Take $b_n=2^{N/2}$ for $N_k<n\le N_{k+1}$ (and anything you like for $n\le N_1$). Then

$$\sum_{n=N_k+1}^{N_{k+1}}a_n b_n \le 2^{-N/2}.$$

Therefore $\sum_{n=N_1+1}^\infty a_nb_n =\sum_{k=1}^\infty\sum_{n=N_k+1}^{N_{k+1}}a_n b_n$ converges.

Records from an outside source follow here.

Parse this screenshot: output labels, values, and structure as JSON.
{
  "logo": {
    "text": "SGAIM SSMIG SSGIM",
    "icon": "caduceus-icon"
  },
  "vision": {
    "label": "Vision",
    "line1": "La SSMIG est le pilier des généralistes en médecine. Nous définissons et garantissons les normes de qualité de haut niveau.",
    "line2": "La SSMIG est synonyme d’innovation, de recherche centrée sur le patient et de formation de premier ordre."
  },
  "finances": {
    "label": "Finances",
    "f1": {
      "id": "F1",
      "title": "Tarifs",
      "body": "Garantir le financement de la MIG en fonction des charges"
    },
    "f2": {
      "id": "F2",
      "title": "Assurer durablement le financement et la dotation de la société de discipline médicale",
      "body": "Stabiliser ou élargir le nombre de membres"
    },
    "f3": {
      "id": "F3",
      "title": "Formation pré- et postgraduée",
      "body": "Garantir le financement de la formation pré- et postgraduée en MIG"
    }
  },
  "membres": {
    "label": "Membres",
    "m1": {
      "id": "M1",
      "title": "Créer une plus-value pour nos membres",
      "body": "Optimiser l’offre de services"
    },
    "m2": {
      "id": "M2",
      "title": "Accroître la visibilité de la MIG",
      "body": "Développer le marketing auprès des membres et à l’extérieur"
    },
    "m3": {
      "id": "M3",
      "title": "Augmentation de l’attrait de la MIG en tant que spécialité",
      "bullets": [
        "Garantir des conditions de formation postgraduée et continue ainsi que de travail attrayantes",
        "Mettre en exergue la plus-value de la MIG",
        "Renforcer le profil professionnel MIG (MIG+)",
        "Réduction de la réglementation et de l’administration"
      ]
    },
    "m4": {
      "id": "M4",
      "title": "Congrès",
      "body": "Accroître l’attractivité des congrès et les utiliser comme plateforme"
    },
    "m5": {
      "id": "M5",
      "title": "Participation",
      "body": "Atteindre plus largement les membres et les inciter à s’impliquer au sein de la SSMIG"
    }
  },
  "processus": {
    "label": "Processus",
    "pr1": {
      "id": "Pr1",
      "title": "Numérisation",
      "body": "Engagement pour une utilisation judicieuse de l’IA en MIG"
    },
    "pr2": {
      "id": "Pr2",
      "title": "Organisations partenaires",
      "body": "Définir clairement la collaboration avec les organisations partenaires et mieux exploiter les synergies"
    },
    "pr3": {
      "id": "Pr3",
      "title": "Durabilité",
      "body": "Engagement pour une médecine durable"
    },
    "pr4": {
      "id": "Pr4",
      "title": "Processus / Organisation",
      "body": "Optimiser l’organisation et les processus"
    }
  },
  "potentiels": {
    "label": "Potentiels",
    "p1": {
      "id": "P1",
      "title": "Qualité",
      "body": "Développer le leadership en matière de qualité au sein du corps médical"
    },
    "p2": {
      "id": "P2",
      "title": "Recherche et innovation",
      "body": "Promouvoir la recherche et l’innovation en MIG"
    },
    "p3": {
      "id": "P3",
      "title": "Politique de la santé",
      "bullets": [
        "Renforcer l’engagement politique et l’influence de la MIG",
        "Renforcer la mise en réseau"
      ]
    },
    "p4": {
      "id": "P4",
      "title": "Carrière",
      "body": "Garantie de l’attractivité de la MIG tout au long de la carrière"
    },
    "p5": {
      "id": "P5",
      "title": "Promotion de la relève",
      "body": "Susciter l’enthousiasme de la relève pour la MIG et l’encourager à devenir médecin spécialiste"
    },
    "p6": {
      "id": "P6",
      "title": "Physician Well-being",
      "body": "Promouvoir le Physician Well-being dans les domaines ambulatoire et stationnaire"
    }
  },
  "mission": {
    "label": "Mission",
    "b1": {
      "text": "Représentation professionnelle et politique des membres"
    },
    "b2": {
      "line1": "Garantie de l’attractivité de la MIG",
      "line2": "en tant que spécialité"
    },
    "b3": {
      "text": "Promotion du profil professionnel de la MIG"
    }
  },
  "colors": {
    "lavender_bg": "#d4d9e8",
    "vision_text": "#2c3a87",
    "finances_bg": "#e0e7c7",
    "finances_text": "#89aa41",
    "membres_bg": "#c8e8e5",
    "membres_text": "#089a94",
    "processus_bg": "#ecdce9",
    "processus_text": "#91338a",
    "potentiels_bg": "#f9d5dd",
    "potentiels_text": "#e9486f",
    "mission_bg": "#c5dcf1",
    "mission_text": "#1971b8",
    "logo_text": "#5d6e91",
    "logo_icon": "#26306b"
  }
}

We may assume $\sum_{n\in\mathbb{N}}a_n=1$ without loss of generality, by multiplying every element of $\{a_n\}_{n\in\mathbb{N}}$ by a suitable constant. Under such assumption, we may consider the sequence $\{b_n\}_{n\in\mathbb{N}}$ defined through: $$ b_0=c_0=1,\qquad b_n = \frac{1}{\sqrt{c_n}}, \qquad c_n = 1-\sum_{m=0}^{n-1} a_m. $$ Since $\sum_{n\in\mathbb{N}}a_n$ is convergent to $1$ and has non-negative terms, $\{c_n\}_{n\in\mathbb{N}}$ is a sequence with non-negative terms decreasing to $0$, hence $\{b_n\}_{n\in\mathbb{N}}$ is divergent to $+\infty$. We also have $a_n = c_n-c_{n+1}$, from which: $$ a_n b_n = \frac{c_n-c_{n+1}}{\sqrt{c_n}} = \frac{\left(\sqrt{c_n}-\sqrt{c_{n+1}}\right)\cdot\left(\sqrt{c_n}+\sqrt{c_{n+1}}\right)}{\sqrt{c_n}}\leq 2\left(\sqrt{c_n}-\sqrt{c_{n+1}}\right).$$ It follows that: $$ \sum_{n\leq N} a_n b_n \leq a_0 + 2\cdot\sum_{n\leq N}\left(\sqrt{c_n}-\sqrt{c_{n+1}}\right) = a_0 + 2\left(1-\sqrt{c_{N+1}}\right),$$ hence the series $\sum_{n\in\mathbb{N}}a_n b_n$ is convergent to some value $\leq\left(a_0+2\right)$.